Comme pratiquement tout le reste, la jalousie est le reflet d’une modification sociale et elle peut manifestement être réduite à un simple irritant mineur si le consensus l’estime tel.”
#6 | On croyait qu’il fallait plusieurs hommes pour qu’une femme ait un enfant
Je ne sais pas comment et ça me fascine toujours autant mais il semblerait que nos ancêtres ont très rapidement compris le lien entre sexe et grossesse. En revanche,ils n’avaient pas compris qu’on pouvait avoir un enfant avec une seule relation sexuelle.
“Comme l’expliquent les anthropologues Stephen Beckerman et Paul Valentine :
« La grossesse est considérée comme une question de degré, sans distinction claire avec la gestation. Toutes les femmes sexuellement actives sont un peu enceintes.
Avec le temps, le sperme s’accumule dans l’utérus, un fœtus se forme, d’autres rapports sexuels suivent, et le sperme supplémentaire fait grandir davantage le fœtus. »
Si une femme cessait d’avoir des rapports sexuels lorsque ses règles s’arrêtent, on croit, dans ces cultures, que le fœtus arrêterait de se développer.
Cette compréhension de la façon dont le sperme forme un enfant conduit à des conclusions très intéressantes sur ce que doit être un comportement sexuel « responsable ».
Comme toutes les mères, les femmes de ces sociétés souhaitent donner à leur enfant tous les avantages possibles dans la vie.
À cette fin, elles chercheront généralement à avoir des relations sexuelles avec des hommes variés. Elles solliciteront les « contributions » des meilleurs chasseurs, des meilleurs conteurs, des plus drôles, des plus gentils, des plus beaux, des plus forts, et ainsi de suite, dans l’espoir que leur enfant absorbe littéralement l’essence de chacun.
Les anthropologues rapportent des imaginaires similaires de la conception et du développement du fœtus dans de nombreuses sociétés sud-américaines, allant des simples chasseurs-cueilleurs aux horticulteurs.
Une liste partielle comprendrait les Aché, les Araweté, les Barí, les Canela, les Cashinahua, les Curripaco, les Ese Eja, les Kayapó, les Kulina, les Matis, les Mehinaku, les Piaroa, les Pirahã, les Secoya, les Siona, les Warao, les Yanomami et les Ye’kwana, des sociétés qui vont du Venezuela à la Bolivie.
Il ne s’agit pas non plus d’une curiosité ethnographique, d’une idée étrange qui se serait transmise dans des cultures somme toute assez proches. On retrouve la même compréhension chez des groupes culturels qui n’ont eu aucun contact avec ces cultures pendant des millénaires.
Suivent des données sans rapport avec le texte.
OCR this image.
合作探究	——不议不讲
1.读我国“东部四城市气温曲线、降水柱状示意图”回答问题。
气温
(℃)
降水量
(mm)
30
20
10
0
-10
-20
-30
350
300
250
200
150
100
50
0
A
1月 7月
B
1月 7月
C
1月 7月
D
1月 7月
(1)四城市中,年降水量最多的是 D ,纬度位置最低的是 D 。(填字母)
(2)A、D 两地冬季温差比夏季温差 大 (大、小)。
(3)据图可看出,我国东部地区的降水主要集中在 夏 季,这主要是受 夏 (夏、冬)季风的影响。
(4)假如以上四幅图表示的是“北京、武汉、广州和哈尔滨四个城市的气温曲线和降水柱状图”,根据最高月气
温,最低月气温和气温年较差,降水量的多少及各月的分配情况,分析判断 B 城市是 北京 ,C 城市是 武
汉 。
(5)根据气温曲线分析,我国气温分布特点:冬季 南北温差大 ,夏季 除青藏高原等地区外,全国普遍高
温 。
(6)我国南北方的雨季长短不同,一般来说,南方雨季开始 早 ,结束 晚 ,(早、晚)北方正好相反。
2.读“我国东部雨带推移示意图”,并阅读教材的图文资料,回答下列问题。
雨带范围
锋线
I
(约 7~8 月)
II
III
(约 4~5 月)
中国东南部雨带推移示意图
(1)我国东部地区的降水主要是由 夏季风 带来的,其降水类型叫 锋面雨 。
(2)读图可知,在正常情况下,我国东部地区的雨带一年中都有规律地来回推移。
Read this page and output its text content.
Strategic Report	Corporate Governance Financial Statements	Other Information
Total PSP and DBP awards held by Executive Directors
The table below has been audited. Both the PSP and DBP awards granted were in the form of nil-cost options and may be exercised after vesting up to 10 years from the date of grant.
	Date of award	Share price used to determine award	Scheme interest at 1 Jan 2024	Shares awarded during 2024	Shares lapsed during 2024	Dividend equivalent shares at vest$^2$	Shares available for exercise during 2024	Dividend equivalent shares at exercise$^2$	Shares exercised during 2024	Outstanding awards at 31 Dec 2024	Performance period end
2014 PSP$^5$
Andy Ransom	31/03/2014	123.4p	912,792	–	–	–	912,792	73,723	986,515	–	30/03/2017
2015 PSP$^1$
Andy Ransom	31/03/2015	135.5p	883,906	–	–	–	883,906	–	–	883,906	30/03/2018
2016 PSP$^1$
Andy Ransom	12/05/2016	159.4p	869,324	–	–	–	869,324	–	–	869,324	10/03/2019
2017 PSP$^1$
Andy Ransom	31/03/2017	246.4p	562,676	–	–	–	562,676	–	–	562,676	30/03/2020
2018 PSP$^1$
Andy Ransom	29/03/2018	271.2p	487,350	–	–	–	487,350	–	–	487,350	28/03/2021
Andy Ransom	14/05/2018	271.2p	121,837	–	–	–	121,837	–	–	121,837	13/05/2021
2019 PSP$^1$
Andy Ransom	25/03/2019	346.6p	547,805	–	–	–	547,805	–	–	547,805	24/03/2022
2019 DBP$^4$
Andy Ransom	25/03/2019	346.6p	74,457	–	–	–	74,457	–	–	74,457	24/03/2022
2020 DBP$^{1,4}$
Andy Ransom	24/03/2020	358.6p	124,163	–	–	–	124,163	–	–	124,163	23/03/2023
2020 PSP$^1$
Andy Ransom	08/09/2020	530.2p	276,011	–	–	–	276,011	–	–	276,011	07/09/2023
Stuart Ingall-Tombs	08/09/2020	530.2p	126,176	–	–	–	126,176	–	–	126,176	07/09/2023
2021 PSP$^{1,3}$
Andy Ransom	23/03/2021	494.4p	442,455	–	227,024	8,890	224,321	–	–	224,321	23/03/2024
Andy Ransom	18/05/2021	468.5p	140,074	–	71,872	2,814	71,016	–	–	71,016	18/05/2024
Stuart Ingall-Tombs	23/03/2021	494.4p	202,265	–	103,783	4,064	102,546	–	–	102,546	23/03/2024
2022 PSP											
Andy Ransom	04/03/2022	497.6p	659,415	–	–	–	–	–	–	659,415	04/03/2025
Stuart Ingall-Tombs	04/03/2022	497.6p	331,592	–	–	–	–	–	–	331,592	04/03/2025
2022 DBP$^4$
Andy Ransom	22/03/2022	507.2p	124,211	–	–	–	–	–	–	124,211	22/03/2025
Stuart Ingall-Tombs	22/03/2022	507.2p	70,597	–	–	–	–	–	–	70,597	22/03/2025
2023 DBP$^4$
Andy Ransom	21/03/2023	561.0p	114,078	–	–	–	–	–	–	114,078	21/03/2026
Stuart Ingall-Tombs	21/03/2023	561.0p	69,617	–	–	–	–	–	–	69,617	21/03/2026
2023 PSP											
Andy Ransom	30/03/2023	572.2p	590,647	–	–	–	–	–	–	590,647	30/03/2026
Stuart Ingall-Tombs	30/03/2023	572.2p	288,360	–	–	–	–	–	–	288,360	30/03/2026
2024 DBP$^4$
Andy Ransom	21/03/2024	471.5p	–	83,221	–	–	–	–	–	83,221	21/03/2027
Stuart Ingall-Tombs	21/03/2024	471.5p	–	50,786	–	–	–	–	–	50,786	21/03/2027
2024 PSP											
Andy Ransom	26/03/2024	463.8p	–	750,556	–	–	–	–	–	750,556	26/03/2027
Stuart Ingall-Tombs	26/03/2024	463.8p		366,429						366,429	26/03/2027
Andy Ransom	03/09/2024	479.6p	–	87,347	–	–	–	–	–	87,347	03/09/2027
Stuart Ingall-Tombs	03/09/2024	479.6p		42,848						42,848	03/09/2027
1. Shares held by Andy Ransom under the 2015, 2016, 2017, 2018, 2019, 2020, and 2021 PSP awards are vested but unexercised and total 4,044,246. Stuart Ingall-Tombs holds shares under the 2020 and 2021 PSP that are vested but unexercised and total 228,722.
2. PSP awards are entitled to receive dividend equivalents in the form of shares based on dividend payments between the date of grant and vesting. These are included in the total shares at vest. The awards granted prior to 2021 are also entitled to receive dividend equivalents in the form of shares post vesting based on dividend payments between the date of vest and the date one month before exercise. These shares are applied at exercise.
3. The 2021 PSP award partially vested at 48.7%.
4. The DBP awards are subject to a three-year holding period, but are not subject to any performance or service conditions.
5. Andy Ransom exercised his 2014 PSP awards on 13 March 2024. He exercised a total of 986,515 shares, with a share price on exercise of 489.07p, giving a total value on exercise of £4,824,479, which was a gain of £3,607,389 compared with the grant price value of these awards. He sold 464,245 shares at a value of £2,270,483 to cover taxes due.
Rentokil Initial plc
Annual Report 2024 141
La paternité partagée n’est pas non plus limitée à l’Amérique du Sud. Par exemple, les Lusi de Papouasie-Nouvelle-Guinée considèrent également que le développement du fœtus dépend d’actes sexuels multiples, souvent avec des hommes différents.
Aujourd’hui encore, les Lusi les plus jeunes, qui ont eu accès à la compréhension moderne de la reproduction, conviennent qu’une personne peut avoir plus d’un père.
Stephen Beckerman et Paul Valentine notent qu’il est difficile de ne pas en tirer la conclusion suivante : « La paternité partagée est une ancienne croyance populaire capable de soutenir des familles efficaces, des familles qui fournissent des soins paternels satisfaisants aux enfants et qui réussissent à les élever jusqu’à l’âge adulte. »
Source
Au commencement était le sexe (Sex at down en VO).
Je mets un petit avertissement si tu le lis : il a été écrit en 2010.
Deux implications : la première c’est que les connaissances scientifiques ont évoluées depuis. La seconde c’est que c’est comme regarder Friends... y’a des pages qui font preuve d’insensibilité sur certaines questions.